I'm so focused on my phone—still silent, still offering no answers—that I don't notice the figure leaning against the building until I'm almost upon him.

Richard Blackwood stands there in a suit that probably costs more than my semester's tuition, looking completely at ease despite the heat. His presence here, in my daytime world, is so jarring that I stop dead in my tracks.

"Ms. Young," he says, voice carrying across the distance between us. "A moment of your time?"

I approach slowly, caution overriding curiosity. "How did you know where to find me?"

Richard's smile doesn't reach his eyes. "I have my ways."

"What's happening?" I ask, stopping a few feet away from him. "With Theo. The video."

"Handled," Richard says, the single word carrying the weight of finality. "Mr. Mason has had a change of heart regarding his academic future. He's transferring to a university on the west coast, effective immediately."

I stare at him, trying to process what he's saying. "He's... leaving? Just like that?"

"Just like that." Richard straightens from his position against my car. "His parents were quite understanding when certain... indiscretions of his came to light. They agreed a fresh start would be beneficial."

The implication is clear. Whatever leverage Theo had on me, Richard had more on him.

"Why?" The question escapes before I can stop it. "Why would you do this for me?"

Richard studies me for a long moment, his expression unreadable. "I protect what's mine, Ms. Young. My club. My employees. My investments."

"I'm just a dancer," I say, the words bitter on my tongue.

"You're a medical student working to pay your way through school," he corrects me. "A survivor using the resources available to you. I respect that."

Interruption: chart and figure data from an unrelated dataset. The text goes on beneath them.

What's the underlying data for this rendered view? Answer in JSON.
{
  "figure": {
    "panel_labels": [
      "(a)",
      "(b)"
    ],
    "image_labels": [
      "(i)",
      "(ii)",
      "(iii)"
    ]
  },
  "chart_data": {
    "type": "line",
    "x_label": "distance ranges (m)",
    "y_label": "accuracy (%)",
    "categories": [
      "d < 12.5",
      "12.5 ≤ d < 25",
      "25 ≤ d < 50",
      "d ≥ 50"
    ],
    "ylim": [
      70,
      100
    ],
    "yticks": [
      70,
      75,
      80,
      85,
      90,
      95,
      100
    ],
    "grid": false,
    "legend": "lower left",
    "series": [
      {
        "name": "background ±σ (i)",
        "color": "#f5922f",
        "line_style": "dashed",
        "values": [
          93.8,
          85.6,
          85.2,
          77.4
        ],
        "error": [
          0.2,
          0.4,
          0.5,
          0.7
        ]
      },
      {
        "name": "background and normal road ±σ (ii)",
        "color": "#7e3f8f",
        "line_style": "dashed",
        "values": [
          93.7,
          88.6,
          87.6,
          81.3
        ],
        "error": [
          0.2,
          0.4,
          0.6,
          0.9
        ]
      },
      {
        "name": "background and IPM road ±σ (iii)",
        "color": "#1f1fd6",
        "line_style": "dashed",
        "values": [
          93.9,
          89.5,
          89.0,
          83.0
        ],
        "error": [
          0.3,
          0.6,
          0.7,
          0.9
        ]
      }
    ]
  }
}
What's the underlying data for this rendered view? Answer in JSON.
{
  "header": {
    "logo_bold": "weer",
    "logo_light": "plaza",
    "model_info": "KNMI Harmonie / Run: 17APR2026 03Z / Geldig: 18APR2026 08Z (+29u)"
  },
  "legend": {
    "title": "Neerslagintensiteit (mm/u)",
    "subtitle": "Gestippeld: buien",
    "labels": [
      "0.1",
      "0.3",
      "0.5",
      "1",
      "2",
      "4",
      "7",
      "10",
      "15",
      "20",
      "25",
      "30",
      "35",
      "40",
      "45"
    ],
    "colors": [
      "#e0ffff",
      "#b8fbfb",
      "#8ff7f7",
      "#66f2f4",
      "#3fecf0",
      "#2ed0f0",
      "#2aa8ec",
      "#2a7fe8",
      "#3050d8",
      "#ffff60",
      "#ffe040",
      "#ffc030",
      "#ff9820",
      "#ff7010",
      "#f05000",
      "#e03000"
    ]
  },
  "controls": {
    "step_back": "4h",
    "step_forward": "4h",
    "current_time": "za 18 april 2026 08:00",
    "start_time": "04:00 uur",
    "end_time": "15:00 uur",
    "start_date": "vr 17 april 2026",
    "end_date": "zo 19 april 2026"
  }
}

The way he says it—like he knows exactly what I'm surviving, exactly what drove me to Rhapsody in the first place—makes my skin prickle with unease.

"How much do you know about me?" I ask, suddenly aware of how vulnerable I am, standing alone in the deserted area with a man who apparently has the power to make people disappear.

"Enough." Richard reaches into his suit jacket and withdraws an envelope. "This is for you."

I don't take it. "What is it?"

"Insurance." He holds it out, waiting. "In case anyone else decides to threaten your future again."

Slowly, I reach for the envelope. It's heavy, expensive paper sealed with what looks like actual wax. The kind of thing I've only seen in dramas.

"Thank you," I say, because what else can I say to the man who just eliminated the threat to my entire future?

Richard nods once then walks away, leaving me standing in the heat with an envelope I'm afraid to open and questions I'm afraid to ask.

When I’m alone, I finally break the seal on the envelope. Inside is a single sheet of paper. Not a letter, as I expected, but a contract. The heading reads "Rhapsody Employment Agreement – Specialized Services."

My eyes scan the document, catching phrases like "confidentiality clause" and "personal security detail" and "compensation package." At the bottom, a figure that makes my breath catch. More money per month than I make in three at my current arrangement.

And below that, a handwritten note in elegant script:

Your education is an investment worth protecting. These terms are negotiable. —RB

I stare at the contract until the words blur together. Until the reality of what's being offered sinks in.

Not just protection from Theo. Protection from anyone who might threaten my double life. Financial security that would mean fewer nights on stage, more time for studying.

All for... what? The contract doesn't specify what "specialized services" entail. Doesn't clarify what Richard Blackwood expects in return for his generosity.

Nothing comes without a price. I learned that lesson early and often.

I fold the contract carefully, sliding it back into the envelope. The weight of it seems to grow heavier in my hands, a physical manifestation of the choice before me.

Accept Richard's offer and whatever strings come attached to it.

Or walk away and face the next Theo on my own.

No good options. Just varying degrees of surrender.

My phone buzzes, making me jump. A text from an unknown number.

Rhapsody. Tomorrow. 9 P.M. We should talk. —Ian

I stare at the message, wondering if it's a request or a command. Wondering what Ian Harris, Richard Blackwood's enforcer, wants to talk about.

Wondering if I have any choice at all anymore.